Pendant ce temps, à Vera... euh, sur le site mexicain de Cozumel, dans la péninsule du Yucatan... Lara Croft continue de traquer les Trinitaires, responsables de la mort de son père. L'ordre séculaire tente une fois encore de mettre la main sur un artefact de grande valeur : une dague Maya, la Clé de Chak Chel. Notre archéologue a tiré le gros lot puisque le grand chef, le Docteur Dominguez, a fait le déplacement. Dans quelle optique ? Est-il comme Docteur X et a-t-il envie de tout casser ? Les réponses tombent alors que l'héroïne pense avoir court-circuité ses plans. En ôtant la lame de son autel, elle a enclenché le processus de la fin des temps et la mort imminente du Soleil. Oui, rien que ça. Le gredin, qui vient de lui subtiliser l'objet tant convoité, lui explique avant de filer en hélico qu'une boîte en argent est nécessaire pour tout cesser et recréer la Terre tel qu'on le souhaite. Un raz-de-marée balaye le village où elle séjournait. Ce n'est qu'un avant-goût d'autres catastrophes qui vont avoir lieu par sa faute. Heureusement, elle a une piste. Direction le Pérou pour tenter d'éclipser la Trinité pour de bon.

Inca pour deux

Les années ont passé. Elle est loin, la survivante malgré elle de Yamatai. Lara s'est affûtée, aguerrie, se rapproche de la version née sous le crayon de Toby Gard - son top sans manches bleu sarcelle et - un très vite aperçu - double pas de prise d'élan sont des éléments qui aident à faire le lien physique vers l'aventurière intrépide que l'on connaissait avant le reboot. Bien décidée à assouvir cette vengeance qui lui tend les bras, notre héroïne va atteindre sa final form au terme d'une aventure qui, d'emblée, se montre plus captivante que celle assez convenue de Rise of the Tomb Raider. Tout en restant dans les clous d'un genre qui implique plus d'une étrange coïncidence, des caractérisations grossières et quelques maladresses d'intonation de niveau série B, Shadow of the Tomb Raider nous divertit grâce à un cadre plus chaleureux sur fond de mythologie précolombienne ensorcelante, des enjeux clairs et s'exonérant du twist visible à des kilomètres, un vilain très Indiana Jonesesque qui saura rayer définitivement de notre mémoire l'insipide Konstantin, et une chef rebelle autrement plus charismatique qu'un Jacob.

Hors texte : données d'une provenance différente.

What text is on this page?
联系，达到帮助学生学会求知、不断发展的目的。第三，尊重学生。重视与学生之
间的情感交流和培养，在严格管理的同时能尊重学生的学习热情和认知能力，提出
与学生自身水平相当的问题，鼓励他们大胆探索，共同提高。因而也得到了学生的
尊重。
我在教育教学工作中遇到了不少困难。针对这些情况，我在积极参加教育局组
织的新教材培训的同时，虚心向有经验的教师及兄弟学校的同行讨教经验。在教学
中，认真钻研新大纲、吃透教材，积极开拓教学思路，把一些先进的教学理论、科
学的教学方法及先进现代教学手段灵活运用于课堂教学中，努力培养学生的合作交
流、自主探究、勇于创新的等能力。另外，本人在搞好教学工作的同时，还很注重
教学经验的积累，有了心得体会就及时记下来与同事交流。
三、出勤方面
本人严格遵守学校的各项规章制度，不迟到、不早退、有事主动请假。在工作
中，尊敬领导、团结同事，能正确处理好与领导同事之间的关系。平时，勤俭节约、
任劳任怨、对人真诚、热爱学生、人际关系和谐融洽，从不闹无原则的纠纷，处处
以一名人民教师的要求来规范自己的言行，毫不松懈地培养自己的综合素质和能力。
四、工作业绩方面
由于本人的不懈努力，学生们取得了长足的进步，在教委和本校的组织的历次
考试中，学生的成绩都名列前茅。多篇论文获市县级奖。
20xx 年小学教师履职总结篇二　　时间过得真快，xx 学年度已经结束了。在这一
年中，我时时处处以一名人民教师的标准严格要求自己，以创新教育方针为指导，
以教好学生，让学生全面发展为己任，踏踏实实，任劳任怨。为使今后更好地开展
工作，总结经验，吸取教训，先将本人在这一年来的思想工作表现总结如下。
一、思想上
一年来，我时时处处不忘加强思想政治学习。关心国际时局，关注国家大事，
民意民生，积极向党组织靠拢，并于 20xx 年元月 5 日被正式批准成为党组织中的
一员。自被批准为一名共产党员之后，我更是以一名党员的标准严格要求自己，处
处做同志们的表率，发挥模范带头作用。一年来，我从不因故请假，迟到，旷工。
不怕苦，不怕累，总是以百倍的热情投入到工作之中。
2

Sans oublier que même Jonah se met à montrer du tempérament, invectivant Lara et la menant à dévoiler un peu de cette humanité qu'on croyait remisée au placard depuis longtemps. Notre pilleuse obstinée et un brin asociale va révéler d'autres choses plus intéressantes que sa simple témérité ou sa capacité à enchaîner les assassinats, les gadins et les courses-poursuites sans prendre le temps de souffler. Outre une auto-analyse de ses défauts en sous-texte de certaines missions, on découvrira à la faveur d'un flashback comment sa vie a basculé et d'où lui viennent ses obessions. Un moment fort ludiquement et narrativement, faisant passer le joueur de l'insouciance au drame, qui permet de mieux comprendre Lara. Et qui trouvera écho dans un dénouement qui saura parler aux fans de la première heure.

Yes, we Kukulkan

Cette Lara qui navigue entre ombre et lumière va aussi se démener pour que l'incarner soit encore un bonheur. Il faudra toutefois partir du principe que les surprises ne sont pas légion, surtout si vous vous en tenez au strict scénario principal, pouvant se boucler en une quinzaine d'heures. Celles et ceux qui ont une poussée d'urticaire à l'idée d'un voyage qui implique les offrandes habituelles d'un Tomb Raider tourneront probablement les talons. Lara renoue très vite avec ses penchants pour l'escalade à mains nues ou à coups de piolets, la destruction de murs friables, la manipulation de différents leviers, le funambulisme et les sauts improbables (où il lui arrive parfois d'oublier de tendre bras), les fuites sous pression, les glissades, l'esquive de pièges, les phases d'infiltration (y compris sous l'eau), les assassinats furtifs, le combat à distance et au corps-à-corps, le tir à l'arc pour chasser ou se créer des chemins, la cueillette et le ramassage systématique de ressources présentes en nombre. Et évidemment, à mesure que l'on avance, les options pour ouvrir des zones ou des cachettes inaccessibles se présentent, comme l'indispensable fusil à pompes, les épingles de crochetage (qu'on ne trouve que grâce à une quête annexe) ou encore le couteau de fortune affûté.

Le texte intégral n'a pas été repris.